Residents who wish to grow food face constraints as well. Orsi said local laws often require uniformity, especially in the front yards of residences. Green lawns and landscaping are believed to promote property values. The City of Berkeley fined a resident in 2009 for growing fruit and vegetables in his front yard, which violated zoning law, she said.
But urban farming proponents say Butt and Richmond enjoy an advantage. A majority of the council shares his vision, including retired cardiologist Jeff Ritterman, who sits on the board of Richmond Ecovillage, a five-acre teaching farm, and Jovanka Beckles, who put urban farming in her campaign platform. Mayor Gayle McLaughlin also applauds the summit. The city, she said, can help provide matching funds, which attract private funders, and can write grants.
Butt also is making his push at a propitious time, growers say. The annual Scion Exchange by the California Rare Fruit Growers, held recently in El Sobrante, “was really swamped with people this year — lots of new people, lots of people from these various other groups, with a lot of cross-fertilization going on,” said member Gail Morrison. “This frenzy of activity is new in the last year or two.”
At Sunnyside Organic Seedlings, Pilar Reber sells young plants to large farmers’ markets and retailers. She fills trays with her own soil recipe, seeds them using an electric seeder, then wraps stacked trays until they sprout. The company’s profits increased by 14 percent last year and are likely to increase by as much again in the coming year. “People are always looking for an emerging market,” Reber said. “Here it is.”
But Reber was nearly a casualty of the bureaucratic resistance to urban farming. At one point, a local redevelopment official insisted that she obtain a use permit that required a costly consultation with an architect. But $2,000 and one laid-off employee later, another county staffer told her the use permit was unnecessary. “The county really jerked me around,” she said. “We want to make sure people going down this road don’t have to deal with this. There are government constraints on this at every level.”

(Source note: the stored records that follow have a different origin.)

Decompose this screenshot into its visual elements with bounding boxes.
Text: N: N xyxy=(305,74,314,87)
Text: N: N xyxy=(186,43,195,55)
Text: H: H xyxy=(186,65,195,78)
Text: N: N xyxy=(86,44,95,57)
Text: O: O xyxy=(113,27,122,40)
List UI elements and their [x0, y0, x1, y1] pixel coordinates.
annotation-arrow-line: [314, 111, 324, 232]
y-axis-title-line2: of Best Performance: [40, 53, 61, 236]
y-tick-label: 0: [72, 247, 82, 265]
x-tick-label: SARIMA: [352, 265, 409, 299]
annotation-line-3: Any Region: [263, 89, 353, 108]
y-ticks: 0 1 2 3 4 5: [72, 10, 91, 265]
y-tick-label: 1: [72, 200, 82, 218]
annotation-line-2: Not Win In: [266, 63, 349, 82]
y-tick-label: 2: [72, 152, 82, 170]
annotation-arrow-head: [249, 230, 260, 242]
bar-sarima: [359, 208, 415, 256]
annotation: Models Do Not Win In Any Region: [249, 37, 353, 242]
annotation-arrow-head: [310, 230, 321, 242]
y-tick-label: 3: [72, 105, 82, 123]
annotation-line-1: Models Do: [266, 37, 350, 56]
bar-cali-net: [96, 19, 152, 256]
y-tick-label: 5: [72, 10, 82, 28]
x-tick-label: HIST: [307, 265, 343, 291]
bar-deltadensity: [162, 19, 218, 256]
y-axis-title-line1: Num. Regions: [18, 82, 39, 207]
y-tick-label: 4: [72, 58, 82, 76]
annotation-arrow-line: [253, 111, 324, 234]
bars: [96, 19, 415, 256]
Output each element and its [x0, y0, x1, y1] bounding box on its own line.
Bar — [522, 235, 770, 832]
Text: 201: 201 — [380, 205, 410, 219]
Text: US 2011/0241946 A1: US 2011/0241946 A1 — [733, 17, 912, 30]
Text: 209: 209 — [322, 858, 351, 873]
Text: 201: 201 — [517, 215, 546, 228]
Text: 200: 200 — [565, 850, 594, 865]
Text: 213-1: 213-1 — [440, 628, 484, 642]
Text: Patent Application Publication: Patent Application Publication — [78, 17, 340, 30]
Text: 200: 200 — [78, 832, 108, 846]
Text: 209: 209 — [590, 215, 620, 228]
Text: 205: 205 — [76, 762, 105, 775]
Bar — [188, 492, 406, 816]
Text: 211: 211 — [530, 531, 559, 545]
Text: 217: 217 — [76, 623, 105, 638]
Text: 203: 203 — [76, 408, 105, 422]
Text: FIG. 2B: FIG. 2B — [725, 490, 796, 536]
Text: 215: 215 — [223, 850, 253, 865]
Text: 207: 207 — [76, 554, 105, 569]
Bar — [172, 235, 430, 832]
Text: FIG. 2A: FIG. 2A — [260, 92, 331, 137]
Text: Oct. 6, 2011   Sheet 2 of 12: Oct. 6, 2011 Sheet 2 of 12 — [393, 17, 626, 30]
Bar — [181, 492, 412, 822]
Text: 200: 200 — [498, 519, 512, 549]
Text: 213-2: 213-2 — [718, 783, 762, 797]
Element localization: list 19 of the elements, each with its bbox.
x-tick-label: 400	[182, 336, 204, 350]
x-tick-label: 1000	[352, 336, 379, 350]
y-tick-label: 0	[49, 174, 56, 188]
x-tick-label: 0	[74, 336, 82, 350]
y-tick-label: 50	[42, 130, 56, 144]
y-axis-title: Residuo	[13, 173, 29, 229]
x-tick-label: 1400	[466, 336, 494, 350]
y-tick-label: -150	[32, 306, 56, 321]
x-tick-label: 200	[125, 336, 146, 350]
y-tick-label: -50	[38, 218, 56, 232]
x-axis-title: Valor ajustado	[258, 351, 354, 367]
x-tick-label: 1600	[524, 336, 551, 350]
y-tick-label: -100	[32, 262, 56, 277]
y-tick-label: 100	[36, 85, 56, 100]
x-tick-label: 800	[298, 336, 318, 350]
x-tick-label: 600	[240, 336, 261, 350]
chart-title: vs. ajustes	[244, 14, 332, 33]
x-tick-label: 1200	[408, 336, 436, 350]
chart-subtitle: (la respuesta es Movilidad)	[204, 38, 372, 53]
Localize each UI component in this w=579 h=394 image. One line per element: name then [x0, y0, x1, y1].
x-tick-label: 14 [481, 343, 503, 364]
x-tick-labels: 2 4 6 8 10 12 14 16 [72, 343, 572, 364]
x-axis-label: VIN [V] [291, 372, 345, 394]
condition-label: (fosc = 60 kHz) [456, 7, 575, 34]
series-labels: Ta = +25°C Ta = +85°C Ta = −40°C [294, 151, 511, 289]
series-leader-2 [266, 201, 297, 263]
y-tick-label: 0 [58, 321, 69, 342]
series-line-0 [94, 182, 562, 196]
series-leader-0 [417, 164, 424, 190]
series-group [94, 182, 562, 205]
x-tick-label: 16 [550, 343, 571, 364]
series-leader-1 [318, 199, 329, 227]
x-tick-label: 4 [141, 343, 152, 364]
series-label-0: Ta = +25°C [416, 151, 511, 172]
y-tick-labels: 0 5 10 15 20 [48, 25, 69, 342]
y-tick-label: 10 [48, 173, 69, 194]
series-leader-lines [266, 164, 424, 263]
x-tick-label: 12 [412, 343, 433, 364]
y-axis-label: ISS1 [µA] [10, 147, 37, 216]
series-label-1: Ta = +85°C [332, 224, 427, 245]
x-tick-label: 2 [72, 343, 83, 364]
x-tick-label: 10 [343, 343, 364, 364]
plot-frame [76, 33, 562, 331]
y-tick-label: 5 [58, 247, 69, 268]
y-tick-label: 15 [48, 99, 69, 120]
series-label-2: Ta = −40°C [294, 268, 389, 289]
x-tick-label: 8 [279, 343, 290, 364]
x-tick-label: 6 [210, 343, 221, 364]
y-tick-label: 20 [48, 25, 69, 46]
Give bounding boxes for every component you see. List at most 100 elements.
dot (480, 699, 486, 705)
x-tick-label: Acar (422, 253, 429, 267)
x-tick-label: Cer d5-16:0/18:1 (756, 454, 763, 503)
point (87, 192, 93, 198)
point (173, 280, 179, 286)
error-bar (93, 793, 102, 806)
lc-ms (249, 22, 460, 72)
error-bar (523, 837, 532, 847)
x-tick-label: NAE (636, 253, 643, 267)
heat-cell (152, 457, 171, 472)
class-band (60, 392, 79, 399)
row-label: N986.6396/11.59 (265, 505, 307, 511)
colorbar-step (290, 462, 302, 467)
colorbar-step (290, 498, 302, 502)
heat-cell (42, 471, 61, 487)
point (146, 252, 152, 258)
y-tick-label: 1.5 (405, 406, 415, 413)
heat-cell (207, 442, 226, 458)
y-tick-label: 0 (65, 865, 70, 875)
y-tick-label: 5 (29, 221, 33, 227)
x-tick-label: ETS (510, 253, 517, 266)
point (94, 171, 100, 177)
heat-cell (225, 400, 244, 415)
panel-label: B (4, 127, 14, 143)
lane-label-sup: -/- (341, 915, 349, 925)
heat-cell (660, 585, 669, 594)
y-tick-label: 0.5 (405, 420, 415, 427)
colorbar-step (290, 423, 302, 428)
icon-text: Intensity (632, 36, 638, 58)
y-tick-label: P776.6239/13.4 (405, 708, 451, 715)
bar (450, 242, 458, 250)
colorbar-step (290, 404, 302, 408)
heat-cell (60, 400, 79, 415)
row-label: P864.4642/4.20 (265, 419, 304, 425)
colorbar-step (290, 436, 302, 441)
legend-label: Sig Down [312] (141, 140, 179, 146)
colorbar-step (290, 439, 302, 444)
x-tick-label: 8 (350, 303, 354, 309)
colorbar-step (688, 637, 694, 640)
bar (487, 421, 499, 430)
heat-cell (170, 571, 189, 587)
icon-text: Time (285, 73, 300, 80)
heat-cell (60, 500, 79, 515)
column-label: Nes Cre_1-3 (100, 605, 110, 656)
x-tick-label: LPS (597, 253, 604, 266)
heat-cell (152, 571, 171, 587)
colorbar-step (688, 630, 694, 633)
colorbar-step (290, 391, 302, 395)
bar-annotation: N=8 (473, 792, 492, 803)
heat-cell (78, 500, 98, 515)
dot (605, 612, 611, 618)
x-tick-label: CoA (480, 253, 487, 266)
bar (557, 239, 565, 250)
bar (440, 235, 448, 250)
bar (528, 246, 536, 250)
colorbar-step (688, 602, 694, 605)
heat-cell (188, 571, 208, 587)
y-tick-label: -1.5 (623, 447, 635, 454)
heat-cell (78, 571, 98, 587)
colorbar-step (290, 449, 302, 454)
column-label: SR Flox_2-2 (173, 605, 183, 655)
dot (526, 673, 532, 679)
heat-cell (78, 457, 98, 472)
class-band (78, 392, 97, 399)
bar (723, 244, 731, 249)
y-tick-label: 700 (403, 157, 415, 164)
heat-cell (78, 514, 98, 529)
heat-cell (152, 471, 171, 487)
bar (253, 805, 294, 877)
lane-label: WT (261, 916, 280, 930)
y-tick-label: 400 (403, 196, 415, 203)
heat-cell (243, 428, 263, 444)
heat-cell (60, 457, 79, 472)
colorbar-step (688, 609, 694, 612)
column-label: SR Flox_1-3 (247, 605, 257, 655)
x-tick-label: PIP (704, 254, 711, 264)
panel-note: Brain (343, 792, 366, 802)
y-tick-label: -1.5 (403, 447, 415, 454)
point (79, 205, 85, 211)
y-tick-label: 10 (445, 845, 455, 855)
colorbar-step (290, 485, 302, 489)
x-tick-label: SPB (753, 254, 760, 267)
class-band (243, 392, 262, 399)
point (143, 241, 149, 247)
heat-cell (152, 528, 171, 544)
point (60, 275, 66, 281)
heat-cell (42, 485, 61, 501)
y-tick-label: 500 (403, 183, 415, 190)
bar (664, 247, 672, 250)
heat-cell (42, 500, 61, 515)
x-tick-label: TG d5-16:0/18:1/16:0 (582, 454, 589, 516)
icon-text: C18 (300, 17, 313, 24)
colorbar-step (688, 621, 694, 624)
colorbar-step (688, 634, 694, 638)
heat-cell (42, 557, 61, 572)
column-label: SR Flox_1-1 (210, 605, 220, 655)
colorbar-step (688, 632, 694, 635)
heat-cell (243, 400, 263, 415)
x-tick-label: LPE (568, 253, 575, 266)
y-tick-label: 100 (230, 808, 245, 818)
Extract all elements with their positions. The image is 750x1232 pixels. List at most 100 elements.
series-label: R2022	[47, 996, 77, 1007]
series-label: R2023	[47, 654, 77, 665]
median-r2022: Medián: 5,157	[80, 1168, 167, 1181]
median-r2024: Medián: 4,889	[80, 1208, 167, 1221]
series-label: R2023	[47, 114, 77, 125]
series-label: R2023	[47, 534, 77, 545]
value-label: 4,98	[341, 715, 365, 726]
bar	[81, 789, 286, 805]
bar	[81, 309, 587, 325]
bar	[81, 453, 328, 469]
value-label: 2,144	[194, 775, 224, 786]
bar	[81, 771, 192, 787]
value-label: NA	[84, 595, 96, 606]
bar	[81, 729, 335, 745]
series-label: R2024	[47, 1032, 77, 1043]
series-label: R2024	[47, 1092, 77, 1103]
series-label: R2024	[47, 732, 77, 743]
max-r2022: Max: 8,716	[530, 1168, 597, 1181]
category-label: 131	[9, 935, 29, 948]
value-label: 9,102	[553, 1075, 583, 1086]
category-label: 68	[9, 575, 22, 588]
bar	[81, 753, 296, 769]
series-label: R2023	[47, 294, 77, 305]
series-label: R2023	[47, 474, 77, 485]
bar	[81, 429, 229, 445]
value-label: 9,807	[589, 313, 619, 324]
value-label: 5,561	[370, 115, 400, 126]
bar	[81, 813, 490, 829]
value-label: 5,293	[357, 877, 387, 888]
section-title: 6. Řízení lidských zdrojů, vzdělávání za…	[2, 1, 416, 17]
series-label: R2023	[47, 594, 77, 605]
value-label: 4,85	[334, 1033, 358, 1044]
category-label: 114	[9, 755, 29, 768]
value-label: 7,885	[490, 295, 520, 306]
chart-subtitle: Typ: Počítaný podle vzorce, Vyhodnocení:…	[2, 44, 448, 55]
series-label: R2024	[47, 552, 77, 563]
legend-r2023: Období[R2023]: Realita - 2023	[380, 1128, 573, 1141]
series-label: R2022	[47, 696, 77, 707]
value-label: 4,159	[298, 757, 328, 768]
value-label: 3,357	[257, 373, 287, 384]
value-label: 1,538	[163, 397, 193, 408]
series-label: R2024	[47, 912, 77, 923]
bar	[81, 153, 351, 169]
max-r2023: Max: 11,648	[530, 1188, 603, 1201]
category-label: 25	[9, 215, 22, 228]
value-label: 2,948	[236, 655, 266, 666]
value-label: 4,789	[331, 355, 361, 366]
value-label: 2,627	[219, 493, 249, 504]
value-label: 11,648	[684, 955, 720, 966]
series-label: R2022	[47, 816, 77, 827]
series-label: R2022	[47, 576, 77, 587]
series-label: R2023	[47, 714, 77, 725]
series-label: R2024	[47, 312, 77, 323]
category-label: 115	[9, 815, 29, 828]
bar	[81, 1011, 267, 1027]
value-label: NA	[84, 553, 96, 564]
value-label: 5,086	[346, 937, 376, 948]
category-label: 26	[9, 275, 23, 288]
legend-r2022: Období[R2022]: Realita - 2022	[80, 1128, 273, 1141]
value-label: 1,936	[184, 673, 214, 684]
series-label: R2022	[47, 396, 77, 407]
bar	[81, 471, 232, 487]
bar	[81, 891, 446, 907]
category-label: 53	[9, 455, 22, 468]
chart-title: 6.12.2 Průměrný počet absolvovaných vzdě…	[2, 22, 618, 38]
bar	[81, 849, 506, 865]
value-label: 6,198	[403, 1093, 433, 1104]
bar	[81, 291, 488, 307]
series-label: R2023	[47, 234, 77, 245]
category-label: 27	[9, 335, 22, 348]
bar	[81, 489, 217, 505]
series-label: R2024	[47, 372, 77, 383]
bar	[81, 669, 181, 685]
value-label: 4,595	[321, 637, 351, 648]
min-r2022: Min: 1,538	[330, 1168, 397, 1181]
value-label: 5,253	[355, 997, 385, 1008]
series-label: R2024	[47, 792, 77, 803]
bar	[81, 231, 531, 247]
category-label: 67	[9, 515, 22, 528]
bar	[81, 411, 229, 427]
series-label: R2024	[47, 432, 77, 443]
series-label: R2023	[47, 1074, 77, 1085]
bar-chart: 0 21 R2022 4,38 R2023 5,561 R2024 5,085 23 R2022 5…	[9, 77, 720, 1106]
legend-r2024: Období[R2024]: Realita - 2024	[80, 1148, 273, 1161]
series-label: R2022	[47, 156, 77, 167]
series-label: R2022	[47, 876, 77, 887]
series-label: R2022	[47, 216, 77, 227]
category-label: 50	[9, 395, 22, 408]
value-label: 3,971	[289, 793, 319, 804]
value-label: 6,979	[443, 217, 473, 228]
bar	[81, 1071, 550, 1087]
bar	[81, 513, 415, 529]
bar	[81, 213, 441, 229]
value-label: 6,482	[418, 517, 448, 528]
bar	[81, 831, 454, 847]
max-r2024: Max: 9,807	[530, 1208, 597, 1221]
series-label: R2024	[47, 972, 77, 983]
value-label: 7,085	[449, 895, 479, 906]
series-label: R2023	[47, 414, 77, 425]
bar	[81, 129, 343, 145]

Butt also is reaching beyond the city to county lawmakers to help farms in unincorporated areas — like North Richmond, where Sunnyside grows lettuce in an aquaponic garden. “We want to make sure in the county general plan, we support that purpose,” said county Supervisor John Gioia, who will also participate in the summit. “This is an issue for the greater Richmond area.”
Park Guthrie, former director of the nonprofit Urban Tilth, also cheers the idea of a summit that “will get everyone in the same room, talking.” The challenges facing urban farmers are considerable, he said. “People don’t have any idea how hard it is to make it profitable,” he said. “With more space you can be more efficient. In urban areas, the biggest cost is land.”
On a recent Sunday, volunteers joined staff from Urban Tilth for a workday in a flat, lush meadow, with volunteers preparing the soil for early spring crops: potatoes, mustard greens, spinach, carrots, beets, radishes, chard, arugula, lettuces, and fava beans for the nitrogen they contribute to the soil. Surrounded by a terraced suburb, the property is owned by Adams School. Urban Tilth also has a teaching garden at Richmond High School that yielded 6,000 pounds of food in just one semester. Its other projects include a medicine garden, watershed, school gardens, and plots along the Richmond Greenway.
Butt said the first summit, scheduled for May, will look at what farmers have done to succeed, and then start crafting policy. Eventually, grocers in the Richmond flatlands could be required to carry produce along with chips and pork rinds, he said. “I dream of the day when there is no such thing as a vacant lot,” he said. “You either have a building that’s fulfilling some important function, or growing food for the community. What an asset.”